Flipping a chip is what some behavior analysts call a “gravity-defying” behavior. People who are relaxed tend to have more upward-directed movements that “defy gravity.” Examples of gravity-defying behaviors in everyday life include: raising eyebrows, raising arms in triumph, and bouncing legs up and down. People who are anxious are more restrained in their behavior and are unlikely to have these loose, upward motions.
When it comes to playing with chips, there will be a good amount of variety. Some players play with their chips a lot; you’ve probably played with players who riffle their chips constantly. For a lot of the more common and consistent behaviors, it will be hard to find a pattern.

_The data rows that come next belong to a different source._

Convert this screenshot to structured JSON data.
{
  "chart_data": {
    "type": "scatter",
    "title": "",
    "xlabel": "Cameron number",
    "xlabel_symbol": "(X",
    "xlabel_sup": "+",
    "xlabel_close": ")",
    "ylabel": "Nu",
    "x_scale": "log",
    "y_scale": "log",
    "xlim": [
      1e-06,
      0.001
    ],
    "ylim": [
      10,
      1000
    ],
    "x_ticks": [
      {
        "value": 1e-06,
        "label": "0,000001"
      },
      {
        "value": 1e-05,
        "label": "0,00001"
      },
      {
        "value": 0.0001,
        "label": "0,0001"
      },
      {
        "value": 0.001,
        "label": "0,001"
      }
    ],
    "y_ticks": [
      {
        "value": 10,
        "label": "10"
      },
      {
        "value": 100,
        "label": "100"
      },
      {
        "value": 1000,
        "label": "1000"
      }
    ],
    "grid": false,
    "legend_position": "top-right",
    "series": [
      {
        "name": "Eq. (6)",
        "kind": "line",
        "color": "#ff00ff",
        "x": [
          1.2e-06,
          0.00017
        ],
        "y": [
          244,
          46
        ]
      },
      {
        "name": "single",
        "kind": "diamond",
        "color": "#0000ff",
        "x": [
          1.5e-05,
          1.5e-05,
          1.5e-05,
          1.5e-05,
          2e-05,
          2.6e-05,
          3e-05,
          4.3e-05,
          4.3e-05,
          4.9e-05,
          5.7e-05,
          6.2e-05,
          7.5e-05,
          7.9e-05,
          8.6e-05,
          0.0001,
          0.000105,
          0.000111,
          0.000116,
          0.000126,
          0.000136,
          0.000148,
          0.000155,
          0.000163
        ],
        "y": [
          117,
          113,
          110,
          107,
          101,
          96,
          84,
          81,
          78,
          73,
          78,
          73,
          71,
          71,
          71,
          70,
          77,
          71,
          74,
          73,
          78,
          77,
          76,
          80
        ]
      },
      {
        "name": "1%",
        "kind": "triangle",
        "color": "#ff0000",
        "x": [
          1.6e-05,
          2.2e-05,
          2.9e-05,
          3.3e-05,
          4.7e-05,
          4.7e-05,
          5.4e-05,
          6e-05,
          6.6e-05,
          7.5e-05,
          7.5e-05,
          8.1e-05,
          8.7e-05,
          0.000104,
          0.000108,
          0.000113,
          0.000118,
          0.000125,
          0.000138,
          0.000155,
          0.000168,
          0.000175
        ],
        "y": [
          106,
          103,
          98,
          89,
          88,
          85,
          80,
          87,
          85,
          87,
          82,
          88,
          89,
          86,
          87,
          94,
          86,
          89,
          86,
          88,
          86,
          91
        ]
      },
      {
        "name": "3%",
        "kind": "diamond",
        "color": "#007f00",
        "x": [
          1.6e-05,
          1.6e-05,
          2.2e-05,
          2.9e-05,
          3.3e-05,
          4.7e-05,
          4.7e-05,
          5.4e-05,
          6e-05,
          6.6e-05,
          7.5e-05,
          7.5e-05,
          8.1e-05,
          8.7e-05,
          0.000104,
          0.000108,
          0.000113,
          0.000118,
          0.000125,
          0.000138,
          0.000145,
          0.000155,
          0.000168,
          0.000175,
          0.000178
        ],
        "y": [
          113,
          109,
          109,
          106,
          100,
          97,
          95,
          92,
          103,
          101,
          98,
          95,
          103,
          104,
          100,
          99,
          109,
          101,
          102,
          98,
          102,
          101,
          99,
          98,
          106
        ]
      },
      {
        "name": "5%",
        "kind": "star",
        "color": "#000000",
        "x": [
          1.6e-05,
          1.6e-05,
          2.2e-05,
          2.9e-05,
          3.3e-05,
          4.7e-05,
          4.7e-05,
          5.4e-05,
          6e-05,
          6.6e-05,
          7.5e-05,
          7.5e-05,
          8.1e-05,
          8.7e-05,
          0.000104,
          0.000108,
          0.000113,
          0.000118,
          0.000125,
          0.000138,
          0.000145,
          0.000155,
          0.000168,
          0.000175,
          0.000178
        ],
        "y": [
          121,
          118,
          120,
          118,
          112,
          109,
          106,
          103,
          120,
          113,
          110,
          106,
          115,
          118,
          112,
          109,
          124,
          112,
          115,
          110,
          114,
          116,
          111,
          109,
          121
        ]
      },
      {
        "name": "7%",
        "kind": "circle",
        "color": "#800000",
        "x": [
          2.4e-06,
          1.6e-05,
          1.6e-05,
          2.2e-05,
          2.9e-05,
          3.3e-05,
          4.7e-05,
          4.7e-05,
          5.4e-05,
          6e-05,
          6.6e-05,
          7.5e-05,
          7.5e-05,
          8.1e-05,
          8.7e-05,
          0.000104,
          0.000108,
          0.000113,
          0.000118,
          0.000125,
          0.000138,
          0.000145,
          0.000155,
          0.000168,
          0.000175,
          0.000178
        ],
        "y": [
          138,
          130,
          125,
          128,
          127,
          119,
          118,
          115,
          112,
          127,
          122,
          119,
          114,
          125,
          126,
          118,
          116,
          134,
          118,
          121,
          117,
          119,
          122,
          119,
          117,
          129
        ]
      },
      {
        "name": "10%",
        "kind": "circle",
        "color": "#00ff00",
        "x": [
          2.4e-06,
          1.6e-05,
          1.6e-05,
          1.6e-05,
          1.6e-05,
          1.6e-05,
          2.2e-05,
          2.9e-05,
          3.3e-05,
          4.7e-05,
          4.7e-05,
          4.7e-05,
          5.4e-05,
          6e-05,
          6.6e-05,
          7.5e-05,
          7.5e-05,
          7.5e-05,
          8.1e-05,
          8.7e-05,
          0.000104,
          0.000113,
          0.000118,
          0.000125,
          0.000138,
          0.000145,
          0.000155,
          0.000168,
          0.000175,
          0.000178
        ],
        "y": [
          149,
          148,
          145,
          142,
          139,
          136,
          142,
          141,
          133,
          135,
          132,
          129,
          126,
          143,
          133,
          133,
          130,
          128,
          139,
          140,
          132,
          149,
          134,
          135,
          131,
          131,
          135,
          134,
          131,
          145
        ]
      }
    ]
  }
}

Flipping a chip end over end, though, is an especially loose and playful behavior. When associated with a bet, I think it’s a generally reliable sign of relaxation, more so than the more common chip riffling. But I wouldn’t read too much into it unless I’d been able to watch a player for a while to see how it might be showing up. For example, if Staszko were constantly flipping chips before making bets or raises, it wouldn’t be likely to have any meaning.

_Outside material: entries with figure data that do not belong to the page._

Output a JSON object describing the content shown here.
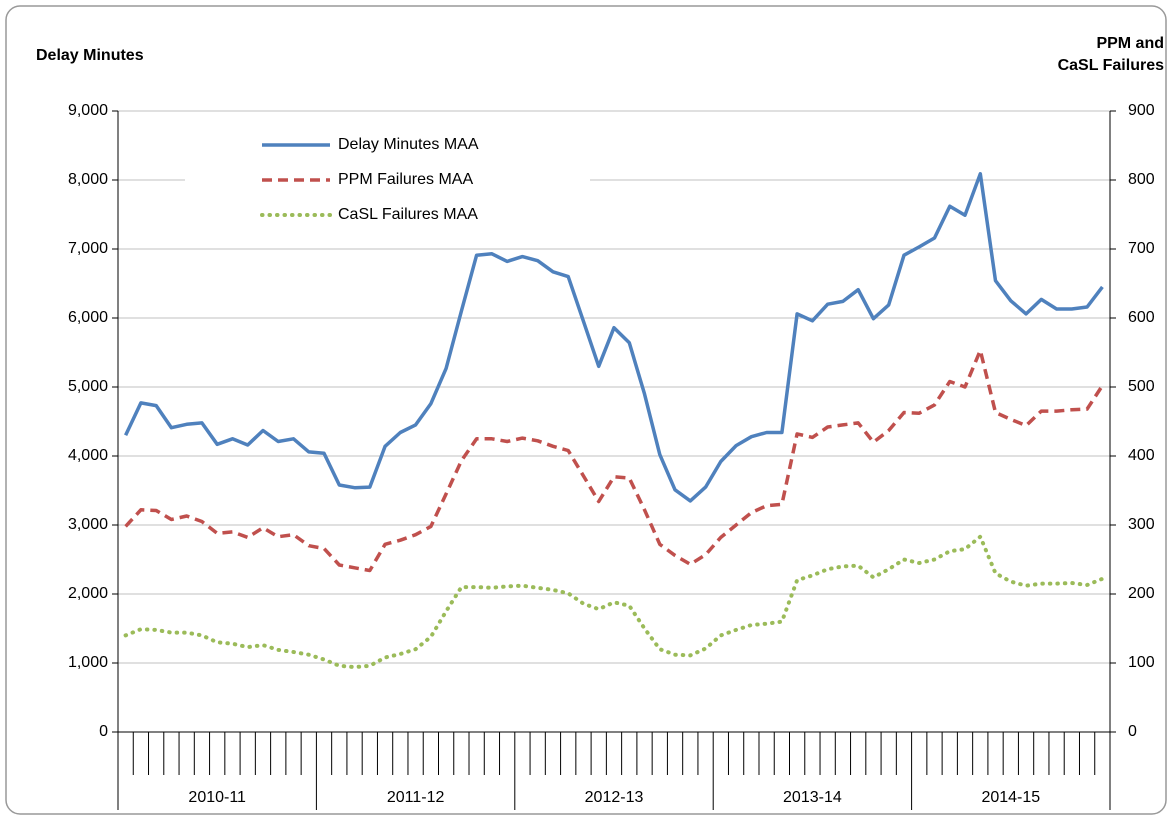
{
  "chart_data": {
    "type": "line",
    "y_label": "Delay Minutes",
    "y2_label": [
      "PPM and",
      "CaSL Failures"
    ],
    "categories": [
      null,
      null,
      null,
      null,
      null,
      null,
      null,
      null,
      null,
      null,
      null,
      null,
      null,
      null,
      null,
      null,
      null,
      null,
      null,
      null,
      null,
      null,
      null,
      null,
      null,
      null,
      null,
      null,
      null,
      null,
      null,
      null,
      null,
      null,
      null,
      null,
      null,
      null,
      null,
      null,
      null,
      null,
      null,
      null,
      null,
      null,
      null,
      null,
      null,
      null,
      null,
      null,
      null,
      null,
      null,
      null,
      null,
      null,
      null,
      null,
      null,
      null,
      null,
      null,
      null
    ],
    "category_groups": [
      "2010-11",
      "2011-12",
      "2012-13",
      "2013-14",
      "2014-15"
    ],
    "ylim": [
      0,
      9000
    ],
    "yticks": [
      0,
      {
        "value": 1000,
        "label": "1,000"
      },
      {
        "value": 2000,
        "label": "2,000"
      },
      {
        "value": 3000,
        "label": "3,000"
      },
      {
        "value": 4000,
        "label": "4,000"
      },
      {
        "value": 5000,
        "label": "5,000"
      },
      {
        "value": 6000,
        "label": "6,000"
      },
      {
        "value": 7000,
        "label": "7,000"
      },
      {
        "value": 8000,
        "label": "8,000"
      },
      {
        "value": 9000,
        "label": "9,000"
      }
    ],
    "y2lim": [
      0,
      900
    ],
    "y2ticks": [
      0,
      100,
      200,
      300,
      400,
      500,
      600,
      700,
      800,
      900
    ],
    "grid": true,
    "legend": "top-left",
    "series": [
      {
        "name": "Delay Minutes MAA",
        "color": "#4f81bd",
        "style": "solid",
        "values": [
          4300,
          4770,
          4730,
          4410,
          4460,
          4480,
          4170,
          4250,
          4160,
          4370,
          4210,
          4250,
          4060,
          4040,
          3580,
          3540,
          3550,
          4140,
          4340,
          4450,
          4760,
          5270,
          6100,
          6910,
          6930,
          6820,
          6890,
          6830,
          6670,
          6600,
          5950,
          5300,
          5860,
          5640,
          4900,
          4020,
          3510,
          3350,
          3550,
          3920,
          4150,
          4280,
          4340,
          4340,
          6060,
          5960,
          6200,
          6240,
          6410,
          5990,
          6190,
          6910,
          7030,
          7160,
          7620,
          7490,
          8090,
          6540,
          6250,
          6060,
          6270,
          6130,
          6130,
          6160,
          6450
        ]
      },
      {
        "name": "PPM Failures MAA",
        "color": "#c0504d",
        "style": "dashed",
        "axis": "y2",
        "values": [
          298,
          322,
          321,
          308,
          313,
          305,
          288,
          290,
          282,
          296,
          283,
          286,
          270,
          266,
          242,
          238,
          234,
          272,
          278,
          286,
          298,
          345,
          393,
          425,
          425,
          421,
          426,
          422,
          414,
          408,
          371,
          334,
          370,
          368,
          322,
          272,
          256,
          243,
          257,
          282,
          300,
          318,
          328,
          330,
          432,
          427,
          442,
          445,
          448,
          420,
          437,
          463,
          462,
          474,
          508,
          500,
          553,
          463,
          453,
          444,
          465,
          465,
          467,
          468,
          502
        ]
      },
      {
        "name": "CaSL Failures MAA",
        "color": "#9bbb59",
        "style": "dotted",
        "axis": "y2",
        "values": [
          140,
          149,
          148,
          144,
          144,
          140,
          130,
          128,
          123,
          126,
          119,
          116,
          112,
          105,
          96,
          94,
          96,
          108,
          113,
          120,
          138,
          175,
          210,
          210,
          209,
          211,
          212,
          209,
          206,
          201,
          186,
          178,
          188,
          183,
          150,
          120,
          112,
          111,
          121,
          140,
          148,
          155,
          157,
          160,
          220,
          227,
          236,
          240,
          241,
          224,
          236,
          250,
          245,
          250,
          262,
          265,
          283,
          230,
          218,
          212,
          215,
          215,
          216,
          213,
          222
        ]
      }
    ]
  }
}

But, as I’ve said, Staszko was very stoic. This was the first time in the match that I’d seen him play with his chips in such a way when associated with a bet or a raise. (He did sometimes flip chips in non-aggressor spots.) Because he had been so stoic and restrained in his behavior prior to this, his chip-flipping in this hand, followed by his raise, made it likely it was a small but reliable leak of relaxation with a strong hand. If he were bluffing or making a raise with a vulnerable hand, it’s unlikely he’d have this playful, gravity-defying behavior.
Let’s consider the pause in his chip-gathering.
Bluffers like to convey confidence and certainty. For this reason, they’re unlikely to have pauses and hesitations in their chip gathering. Players betting strong hands, conversely, can have a motivation to seem uncertain, which can lead to some hesitating behaviors. Also, players with strong hands may be considering the best bet-sizing, which can also lead to hesitating behaviors.
If Staszko were bluffing here, he wouldn’t want to—purposefully or accidentally—seem uncertain about whether to raise. If he were going to bluff, he’d just want to put the raise in all at one time in a neutral way. He wouldn’t want to potentially make Heinz suspicious by looking like he was going to call and then seeming to change his mind.
When I saw both of these behaviors from Staszko here, and knowing how stoic he’d been up to that point, I was very confident he had a strong hand.
Heinz didn’t have the same opinion, though. He called the raise with, as we learned after the hand, 7♣ 6♠, just 7 high, no draw.
On the river, Staszko bet 20M into 52M and Heinz folded. Staszko had A♣ 9♣, for the turned full house.
A defensive obstacle-to-a-call tell from Jamie Gold
2006 WSOP NLHE $10K Main Event, final table
On a river board of 8♥ 8♦ 3♦ 2♣ Q♠, Allen Cunningham checks with A♥ 9♦ and Jamie Gold quickly bluffs with his T♦ 7♦.
After a few seconds, Cunningham says, “You just might have a Queen. Can’t help it.”
Gold says, “You have a Queen?”
Cunningham shrugs and says, “Maybe.”
Gold says, “I’ll show you. I’ve been showing a lot of bluffs; I don’t mind showing.”
Cunningham: “I was thinking of calling it anyway.”
Gold says, “All right,” and grabs his cards as if ready to turn them over, but he doesn’t turn them over.
Cunningham: “Oh wait—I didn’t call yet.”
After a few more seconds, Cunningham does call.
In talking about the hand years later, Cunningham said: “He seemed to be telling the truth a lot. I was going to call anyway, but just for fun I thought I’d talk to him a bit, do a little dance…”
Referencing Gold’s reaching-for-cards behavior, Cunningham said, “They’re not gonna show you their hand if they have it; so that’s just a classic tell that means they’re bluffing.”
Best of luck in Vegas or wherever you’re playing.